Important tips before doing a credit card balance transfer

Monday, December 1st, 2008

It definitely sounds to be a good deal when we get the option to transfer our credit card debt into some other account at a lower interest rate. You must make sure that you have understood the terms and conditions of the company allowing the balance transfer and that they are following the terms mentioned in the contract. Many people don’t realize the fact that when the lender is making such an unbelievable offer, he is not going to offer you that option by facing a loss at his end. He is into business and wants to make a profit from every customer who got into his program. If you have not read and understood the terms and conditions, he is going to make a lot of money from you, especially when you were already in overwhelming debts.

Transferring balance from a high interest rate credit card account to a low or no interest rate account can obviously save large amount of your money. Just make sure that you keep the following points into consideration.

Be aware of the balance transfer fees: there is always a fee when you are opting for the balance transfer. It might be a flat rate but the major chunk is made from the percentage of the total amount transferred. It can be something like 3% but if you are doing a balance transfer in thousands, you will end up paying a few hundreds just in fees. Always do your calculations and figure out the total costs involved. If the balance transfer fee ends up being more than what you would have paid in interests alone, the balance transfer option does not work in your case.

Other interest rates: when you go for a balance transfer option, it means that you will be getting a new credit card and you will be able to make purchases by that card. Many people get this new card and assume that that card is also offered at a lower or no interest rate. You are getting low or no interest rate on the balance transferred. It has nothing to do with the purchases you make on the new card. If you do not make the full payments on the new card, you will be charged very high interests and fees like it was charged on the other card for which you had to do the balance transfer. If you want to stick to the balance transfer option only, then go for it. Don’t build in additional debts on the new card.

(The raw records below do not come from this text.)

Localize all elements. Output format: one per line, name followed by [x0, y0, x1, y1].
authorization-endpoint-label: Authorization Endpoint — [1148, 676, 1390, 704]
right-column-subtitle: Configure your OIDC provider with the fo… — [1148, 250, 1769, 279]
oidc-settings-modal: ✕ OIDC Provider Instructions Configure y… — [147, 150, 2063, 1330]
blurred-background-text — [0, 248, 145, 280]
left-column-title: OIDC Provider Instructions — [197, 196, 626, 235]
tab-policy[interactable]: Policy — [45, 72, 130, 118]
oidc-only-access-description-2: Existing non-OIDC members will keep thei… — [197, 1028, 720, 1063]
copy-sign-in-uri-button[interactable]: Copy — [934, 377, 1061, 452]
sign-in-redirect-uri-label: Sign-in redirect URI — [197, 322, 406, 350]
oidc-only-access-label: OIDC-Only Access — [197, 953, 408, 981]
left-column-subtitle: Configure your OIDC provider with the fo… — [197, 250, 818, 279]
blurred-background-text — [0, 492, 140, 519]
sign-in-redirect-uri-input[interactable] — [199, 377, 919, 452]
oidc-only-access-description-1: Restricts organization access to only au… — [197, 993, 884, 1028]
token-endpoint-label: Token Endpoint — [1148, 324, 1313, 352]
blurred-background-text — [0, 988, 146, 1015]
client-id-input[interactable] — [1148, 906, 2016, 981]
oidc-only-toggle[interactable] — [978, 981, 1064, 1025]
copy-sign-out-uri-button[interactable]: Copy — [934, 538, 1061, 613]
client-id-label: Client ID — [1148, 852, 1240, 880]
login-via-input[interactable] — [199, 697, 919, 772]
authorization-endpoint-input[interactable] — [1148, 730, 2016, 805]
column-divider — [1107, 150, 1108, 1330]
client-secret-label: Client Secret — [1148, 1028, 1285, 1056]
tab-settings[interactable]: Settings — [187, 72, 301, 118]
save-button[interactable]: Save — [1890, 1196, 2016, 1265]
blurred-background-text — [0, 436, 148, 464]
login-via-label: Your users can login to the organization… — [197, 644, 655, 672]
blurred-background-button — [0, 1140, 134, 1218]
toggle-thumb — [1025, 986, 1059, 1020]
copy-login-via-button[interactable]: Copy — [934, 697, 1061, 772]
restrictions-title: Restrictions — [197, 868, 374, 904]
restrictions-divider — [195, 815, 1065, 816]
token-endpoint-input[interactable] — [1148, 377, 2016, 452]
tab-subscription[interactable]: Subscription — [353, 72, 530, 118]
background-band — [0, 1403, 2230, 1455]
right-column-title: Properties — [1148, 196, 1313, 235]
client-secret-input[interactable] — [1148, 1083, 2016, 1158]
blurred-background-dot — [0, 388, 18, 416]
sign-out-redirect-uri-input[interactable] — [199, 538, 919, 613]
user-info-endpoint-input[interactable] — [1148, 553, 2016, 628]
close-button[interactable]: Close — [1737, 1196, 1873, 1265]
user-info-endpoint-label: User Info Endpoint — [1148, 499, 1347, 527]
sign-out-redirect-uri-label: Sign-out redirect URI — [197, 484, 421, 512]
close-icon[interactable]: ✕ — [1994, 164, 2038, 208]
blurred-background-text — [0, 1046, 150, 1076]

Payment allocation: when you have gone for the balance transfer option, just make sure that you are regular in your monthly payments. If you are making new purchases, make sure that you pay it in full separately. Many people assume that they will make the monthly payment as it is offered in the balance transfer scheme and keep on making new purchases on the new card. Your monthly payments are going towards the balance transferred and the new purchases that you are doing on the new card is left unpaid. Hence it is adding up with high interests and fees.

Term of the balance transfer interest rate: make sure that you are aware of the low interest rate when you got the balance transferred. It must be for a definite period of time. If you are able to pay back within the offer period, you would save substantial amount of money. The moment your repayments stretch after the expiry of the limited offer, the balance remaining afterwards is likely to be whacked with a much higher interest rate. Maybe what you have been paying in the previous card.

Make sure that you have read the fine print thoroughly before opting for balance transfer. Don’t miss your monthly payments or make payments late. If you do, you might find that your zero percent interest rate is disappeared forever because there might be a term in the contract which says that the zero percent is applicable only if paid according to the conditions aforementioned.